I also noticed that Wreckfest never resorts to artificial means or rubber banding to make gameplay challenging. This makes the driving flow of opponents’ cars more consistent, and experienced players will have the opportunity to cause seriously debilitating damage on NPCs’ rides that keep hogging the lead.
In the single player campaign’s ‘Special Events,’ Flatout fans will recognise something of Bugbear’s old hand for playful vehicular antics. In one event you drive a reinforced lawnmower (and laugh as you run over the driver who fell from the wreck in front of you), and the next you charge at fleeing cars in an actual combine harvester.
And those little three-wheeled cars that Mr Bean hated so much? One event has the player outracing sixteen school buses in one. These delightfully chaotic diversions serve to even out the pacing of the career mode and become outright hilarious at times when acted out in Wreckfest’s physics-savvy engine.
Most regrettably, the game suffers from truly awful audio design with regards to the sound of the engines. As much as I enjoyed the satisfying metallic cacophony from crashes, I mostly played with the volume turned all the way down because even PlayStation 1 games would have difficulty matching the whining, grating sound of the most vehicles. This is really a missed opportunity since a major drawing point of these events in real life is the rib-rattling noise of those V8’s.
It was also strange that the damage inflicted upon my car never seemed to translate into any noticeable handling impediments, which placed the game’s visuals at odds with its mechanics. I was alerted with serious-looking messages such as ‘Critical Damage’ and ‘Front Wheel Bent’ after particularly hard knocks, but I barely noticed a change in my car’s handling (even with damage set to ‘high’). The realism of how cars are deformed by collisions is Wreckfest’s strongest selling point, and the fact that it is mostly cosmetic did make the racing feel woefully superficial at times.
If Bugbear had perhaps given players more opportunities to explore Wreckfest’s super damage system, this game would have been a star in its genre. Yet, while that unmistakable, destructive fun that popularised the Flatout series is alive and well here, Bugbear’s focus was seemingly centered too much on racing, which puts their game at risk of fading into obscurity between entries with more polished mechanics.

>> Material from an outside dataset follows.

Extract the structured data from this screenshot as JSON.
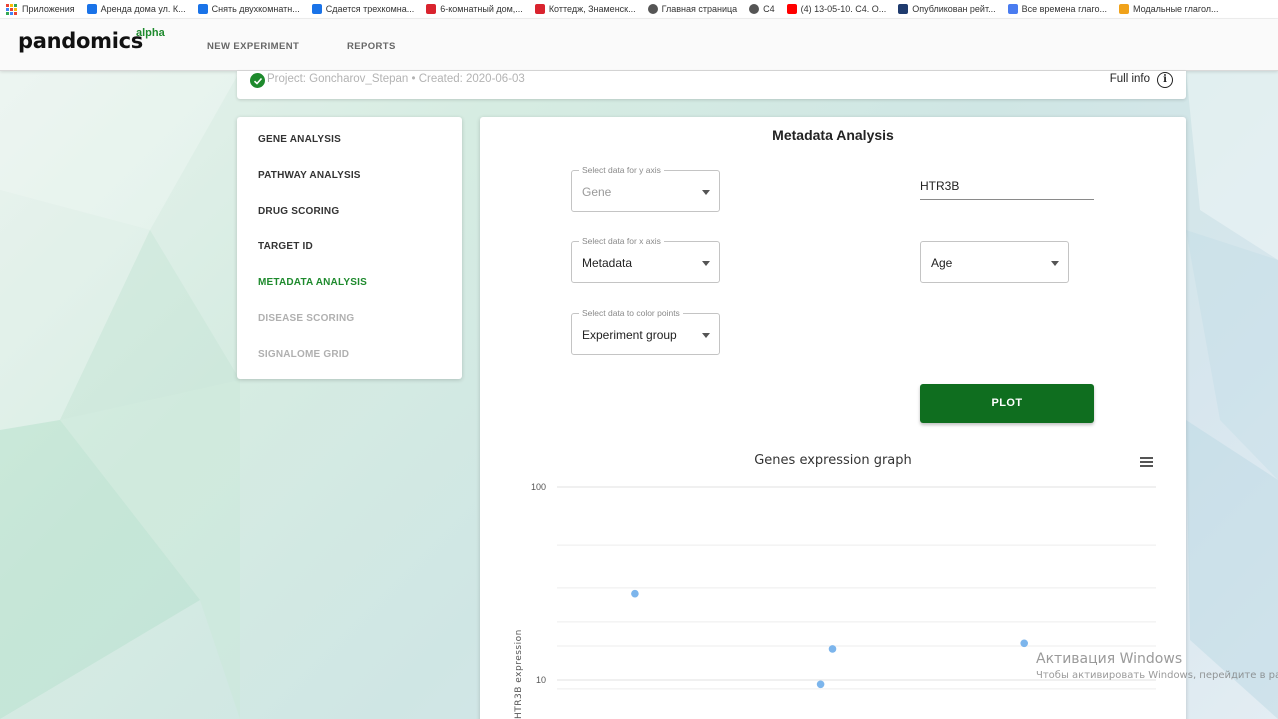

Still, Wreckfest brought a mischievous smile to my face throughout most of my play through and I cannot recommend it enough if you are looking for some gratifying vehicular combat without straying too far into purist arcade territory. Flatout fans, keep your eye on this one.
- Realistic handling
- New standard for deformation technology and physics in racing games
- Decent variety of tracks
- Plenty of mods available
- Riding a lawnmower over a flailing corpse lol
- OUCH!! My frikkin’ ears!!
- Rather boring and bland in-game UI
- Races are over a bit too quickly
- Gameplay feels rather shallow at times
Playtime: 16hours total for career mode, 2 hours online
Reviewed on: GTX 1070, i5 4690K, 16GB RAM
Pieter hails all the way from the tip of southern Africa and suffers from serious PC technophilia. Therapists say it is incurable. Now he has to remind himself constantly that gaming doesn’t count as a religion even if DRM is the devil. Thankfully, writing reviews sometimes helps with the worst symptoms.